Text embedding (beta)
The Text embedding block is used to turn a text into a vector of real numbers. The name comes from the fact that this process creates an embedding space for the text.
The Text embedding block is closely connected with text encoding in the Datasets view. They are part of the same workflow when you want to do sentimental analysis.
A Text embedding block can only be used immediately after an Input block, where a text encoded feature must be selected. Make sure that the Language model you select match the Language model selected when setting text encoding.
Use text embedding block for sentiment analysis
Use the text embedding block when you do sentimental analysis, that is, the emotional state of a text. We define sentiment analysis as the same thing as text classification.
Example: Find out if a tweet is positive or negative or predict ratings a review renders.
How does text embedding work
Text encoding transform text into tokens. This process breaks a stream of text up into words using the selected Language model.
Example: The sentence "I like jazz" is transformed to the tokens "I", "like", and "jazz".
When you select a feature that should be text encoded in the Datasets view, this feature will be tokenized based on the selected Language model. This means that the language model translates the raw text string to a sequence of tokens that represents that specific word.
The tokenizer used by the Peltarion Platform simulates the europarl tokenizer. This means that:
Punctuation is tokenized. E.g. ‘.’ and ‘;’ are individual tokens that have their own embedding vectors.
Text is treated as case sensitive. E.g. The and the is not the same token.
When the sample text is less words than set sequence length, the tokenization vector is padded with index 0. Padding is done at the end of the token vector.
Out-of-vocabulary words (OOV) gets the index 1.
Numbers and special characters (like €, & etc) are also tokenized.
Tokens to vectors (word embeddings)
In the Text embedding block, the tokens are transformed to vectors, called word embeddings, with numerical representation of the word´s semantic meaning. That is, the word embedding inherits the meaning of the word. Also, in a language one topic can be expressed in many ways. These synonyms will have similar word embeddings. These word embeddings capture hidden information about a language, like word analogies or semantic meaning.
Example: Words like king and queen mean things that are a bit similar, in this case that both words are mean that they are royal.
The vectors created by text encoding preserve these similarities, so words that regularly occur nearby in text will also be in close proximity in vector space. If two words or documents have a similar word embeddings, they are semantically similar.

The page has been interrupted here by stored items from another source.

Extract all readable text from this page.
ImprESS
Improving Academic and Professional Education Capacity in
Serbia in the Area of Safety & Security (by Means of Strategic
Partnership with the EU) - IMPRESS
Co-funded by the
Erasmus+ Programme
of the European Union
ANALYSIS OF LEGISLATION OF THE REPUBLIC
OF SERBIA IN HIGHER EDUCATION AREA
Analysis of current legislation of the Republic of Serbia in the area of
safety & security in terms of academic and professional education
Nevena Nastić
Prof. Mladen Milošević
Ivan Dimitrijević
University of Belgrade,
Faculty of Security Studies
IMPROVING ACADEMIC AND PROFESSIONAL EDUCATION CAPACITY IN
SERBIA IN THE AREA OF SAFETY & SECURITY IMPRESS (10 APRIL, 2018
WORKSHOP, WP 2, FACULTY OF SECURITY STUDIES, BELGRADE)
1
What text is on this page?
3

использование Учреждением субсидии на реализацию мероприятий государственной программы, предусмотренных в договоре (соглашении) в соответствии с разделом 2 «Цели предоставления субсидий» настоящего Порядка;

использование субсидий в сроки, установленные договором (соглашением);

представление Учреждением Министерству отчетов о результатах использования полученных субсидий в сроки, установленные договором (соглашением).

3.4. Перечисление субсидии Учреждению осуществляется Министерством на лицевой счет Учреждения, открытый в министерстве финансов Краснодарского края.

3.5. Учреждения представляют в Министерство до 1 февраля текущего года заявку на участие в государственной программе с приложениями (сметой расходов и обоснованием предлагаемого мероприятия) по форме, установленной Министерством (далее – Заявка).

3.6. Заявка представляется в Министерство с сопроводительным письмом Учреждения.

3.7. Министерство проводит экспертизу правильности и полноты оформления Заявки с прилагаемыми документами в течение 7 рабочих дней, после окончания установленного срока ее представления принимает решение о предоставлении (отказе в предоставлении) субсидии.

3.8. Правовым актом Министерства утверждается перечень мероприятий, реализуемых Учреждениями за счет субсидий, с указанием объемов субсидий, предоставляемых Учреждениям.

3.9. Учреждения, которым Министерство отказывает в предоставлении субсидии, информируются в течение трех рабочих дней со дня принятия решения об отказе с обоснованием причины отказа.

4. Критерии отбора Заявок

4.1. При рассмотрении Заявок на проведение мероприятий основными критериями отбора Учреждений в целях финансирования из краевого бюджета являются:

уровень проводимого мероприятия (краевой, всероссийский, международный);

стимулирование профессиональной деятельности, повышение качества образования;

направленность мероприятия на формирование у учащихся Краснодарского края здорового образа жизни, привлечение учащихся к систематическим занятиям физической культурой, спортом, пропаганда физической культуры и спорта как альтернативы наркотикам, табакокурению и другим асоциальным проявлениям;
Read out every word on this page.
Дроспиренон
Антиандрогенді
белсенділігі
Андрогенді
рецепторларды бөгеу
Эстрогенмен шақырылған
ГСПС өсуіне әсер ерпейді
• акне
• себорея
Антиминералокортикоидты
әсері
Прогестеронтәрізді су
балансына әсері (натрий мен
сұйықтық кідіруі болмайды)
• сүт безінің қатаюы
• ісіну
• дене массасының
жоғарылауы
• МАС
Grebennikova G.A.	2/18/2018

Transfer learning with prebuilt embeddings
If you select Prebuilt embedding as the Embedding type you can select the pretrained fastText embedding. This is a kind of transfer learning where you transfer fastText’s learnt embeddings to your model.
fastText is a library with word embeddings for many words in each language. Use fastText for efficient learning of word representations and sentence classification, the job with creating word embeddings have already been done, fastText has all the vectors for the words. When choosing fastText embeddings, we currently limit the word vectors dictionary size to top 50 000 most frequent tokens.
Language model: A list of available language models. These are pretrained word word embeddings trained on Common Crawl and Wikipedia using fastText.
Make sure that the Language model you select match the Language model selected when setting encoding.
Embedding type: Randomly initialized is used if you want to train on your own data or Prebuilt embedding where you use word embeddings provided by, e.g., fastText.
Output dimension: Output dimension for pretrained fastText embeddings are 300. Default: 64
(Available if Randomly initialized is selected as Embedding type.)
Embedding: Pretrained embeddings. Default: fastText
(Available if Prebuilt embedding is selected as Embedding type.)
Trainable: Whether we want the training algorithm to change the value of the weights during training. The box can be checked or not checked.